Scott Schechter
Paul Curley

Readers will recall that month when Cornerstone Research issued its annual report on securities class action lawsuit filings, the report showed that the number of crypto-related securities suits had soared, with 21 crypto-related suits filed in 2022, compared to only 11 in 2021. In the following guest post, Scott Schechter and Paul Curley take a look at this emerging new trend in securities class action lawsuit filings involving cryptocurrency and other digital asset-related securities suits. Scott and Paul are Partners in Kaufman Borgeest & Ryan’s Coverage Group in New York. I would like to thank Paul and Scott for allowing me to publish their article as a guest post on this site. I welcome guest post submissions from responsible authors on topics of interest to this blog’s readers. Please contact me directly if you would like to submit a guest post. Here is Paul and Scott’s guest post.


The title of this article is a quote from Stanford Law School professor Joseph Grundfest that he made earlier this year in connection with the release by the Stanford Law School Securities Class Action Clearinghouse and Cornerstone Research of their report on securities class action filings in 2022.  According to the report, in 2022, class actions related to cryptocurrency more than doubled to a record 23 as regulatory oversight increased and the cryptocurrency market weakened.

In addition to the increase in private litigation, the SEC also ramped up its oversight.  In May 2022, the SEC announced that the Crypto Assets and Cyber Unit would double in size to 50 dedicated positions.  And last year, the SEC brought 30 enforcement actions against digital-asset market participants, up 50% from 2021.

Why all this litigation?  Some would point to the lack of regulation or at least the lack of clarity of the applicable regulator.  A big issue (the big issue?) in crypto is whether tokens are securities (subject to SEC jurisdiction), commodities (subject to CFTC jurisdiction) or virtual currencies (subject to the jurisdiction of FinCen and state regulators).

The SEC has tried to dispel the uncertainty by taking the position that nearly every crypto asset is a security and, as described by some commentators, by regulating by enforcement.  Likewise, digital asset owners have seized on the uncertainty to try and recoup losses through litigation.

What does all of this litigation look like?  Very broadly speaking, the SEC previously focused on initial coin offerings and currently appears focused on lending / staking, trading platforms and stablecoins.  The most frequent claims seem to be charges of unregistered securities offerings under the Securities Act and fraud under the Exchange Act.  The remedies sought usually are disgorgement, civil money penalties, and an injunction against further offers or sales of unregistered securities.

With respect to private litigation against public companies, shareholders are usually the plaintiffs and seek damages under the Exchange Act.  As for private companies, plaintiffs generally include token purchasers and participants in lending or staking programs and seek rescission or disgorgement under the Securities Act.

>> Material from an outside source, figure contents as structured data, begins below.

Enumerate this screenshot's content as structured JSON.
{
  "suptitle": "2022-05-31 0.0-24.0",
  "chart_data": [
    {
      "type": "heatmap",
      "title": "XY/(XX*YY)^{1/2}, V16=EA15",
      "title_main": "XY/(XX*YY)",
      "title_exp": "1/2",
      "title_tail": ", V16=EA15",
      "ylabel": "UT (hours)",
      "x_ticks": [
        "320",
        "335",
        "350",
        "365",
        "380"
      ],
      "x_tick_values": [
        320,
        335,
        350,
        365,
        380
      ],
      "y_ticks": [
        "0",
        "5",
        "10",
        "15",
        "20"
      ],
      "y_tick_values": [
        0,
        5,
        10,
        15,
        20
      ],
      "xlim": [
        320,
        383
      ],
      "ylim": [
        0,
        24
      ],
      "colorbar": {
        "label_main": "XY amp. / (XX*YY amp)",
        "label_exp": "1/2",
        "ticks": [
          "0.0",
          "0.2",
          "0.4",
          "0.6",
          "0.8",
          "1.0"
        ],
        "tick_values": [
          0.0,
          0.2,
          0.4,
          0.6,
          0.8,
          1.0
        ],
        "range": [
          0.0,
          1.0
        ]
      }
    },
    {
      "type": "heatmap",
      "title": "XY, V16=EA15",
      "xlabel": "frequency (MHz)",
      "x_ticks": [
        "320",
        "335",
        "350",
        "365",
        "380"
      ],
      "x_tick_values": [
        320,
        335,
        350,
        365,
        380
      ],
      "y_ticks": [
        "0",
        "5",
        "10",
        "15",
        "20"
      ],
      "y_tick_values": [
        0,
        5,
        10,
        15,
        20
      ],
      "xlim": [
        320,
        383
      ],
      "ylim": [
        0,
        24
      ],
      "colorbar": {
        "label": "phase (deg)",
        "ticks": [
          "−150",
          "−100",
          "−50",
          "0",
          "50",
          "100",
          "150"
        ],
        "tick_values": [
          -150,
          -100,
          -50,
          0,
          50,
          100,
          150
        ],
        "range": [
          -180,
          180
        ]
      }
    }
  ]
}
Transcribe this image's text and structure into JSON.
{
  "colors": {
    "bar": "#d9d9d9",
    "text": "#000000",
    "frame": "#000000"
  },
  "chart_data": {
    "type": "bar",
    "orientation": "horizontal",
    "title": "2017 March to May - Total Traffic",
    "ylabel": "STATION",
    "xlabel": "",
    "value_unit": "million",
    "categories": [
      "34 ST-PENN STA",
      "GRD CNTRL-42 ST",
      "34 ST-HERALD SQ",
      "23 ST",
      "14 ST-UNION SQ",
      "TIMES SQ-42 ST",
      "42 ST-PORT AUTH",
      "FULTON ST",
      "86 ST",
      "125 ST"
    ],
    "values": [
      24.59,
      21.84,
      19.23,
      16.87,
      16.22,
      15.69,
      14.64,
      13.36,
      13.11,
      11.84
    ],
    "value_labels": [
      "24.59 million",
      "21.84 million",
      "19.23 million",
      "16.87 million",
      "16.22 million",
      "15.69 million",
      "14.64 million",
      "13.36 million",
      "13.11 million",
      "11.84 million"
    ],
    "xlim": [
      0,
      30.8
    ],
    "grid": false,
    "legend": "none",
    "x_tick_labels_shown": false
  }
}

And what about D&O coverage for these lawsuits?  Well, first, it seems many, if not most, D&O insurers avoid the crypto space given the lack of clarity on regulation and the significant level of litigation.  But we’ll come back to that at the end.

As for private company D&O, coverage would seem available for individuals and the entity, subject to any securities exclusion.  That raises an interesting issue.  The complaints allege the digital assets are securities, defendants argue the assets are something else (like virtual currency, as Ripple is currently arguing in its litigation with the SEC over the XRP token), and the issue is arguably undecided (with regulators taking conflicting positions).  Do the allegations of the complaint control under the 4-corners rule?  If you get past the securities exclusion issue, is the relief sought covered Loss?  Most insurers would take the position that disgorgement and rescission are not covered Loss.  Are we in a defense costs-only scenario?

With respect to public company D&O, lawsuits by shareholders (Ryvyl) or the SEC concerning company stock (FTX) are your classic claims and would seem to trigger defense and indemnity for shareholder actions and defense-only for SEC actions (no indemnity coverage for fines, penalties or disgorgement).  But what about lawsuits by token purchasers or lenders in staking programs?  Or by the SEC concerning a company’s token or staking program?  Side A and B coverage seems available, at least for defense.  Indemnity depends on the relief sought (damages or disgorgement?).  As for Side C, is this another 4-corners rule scenario – allegations of the complaint, which describe the assets as securities, control, even though defendants may vigorously argue that the assets are something else, like a virtual currency?

So, turning back to the apparent unease of most D&O insurers with the crypto space, their reluctance seems perfectly understandable under current circumstances.  That said, the crypto industry is huge and probably here for good.  Possibly the best thing that could probably happen to crypto companies (and digital asset owners) is clarity of, and actual, regulation.  And if such regulation leads to less litigation and more predictability, D&O insurers might become more comfortable with the crypto risk.  In the meantime, they’d probably be well-served by being knowledgeable about the space and monitoring it.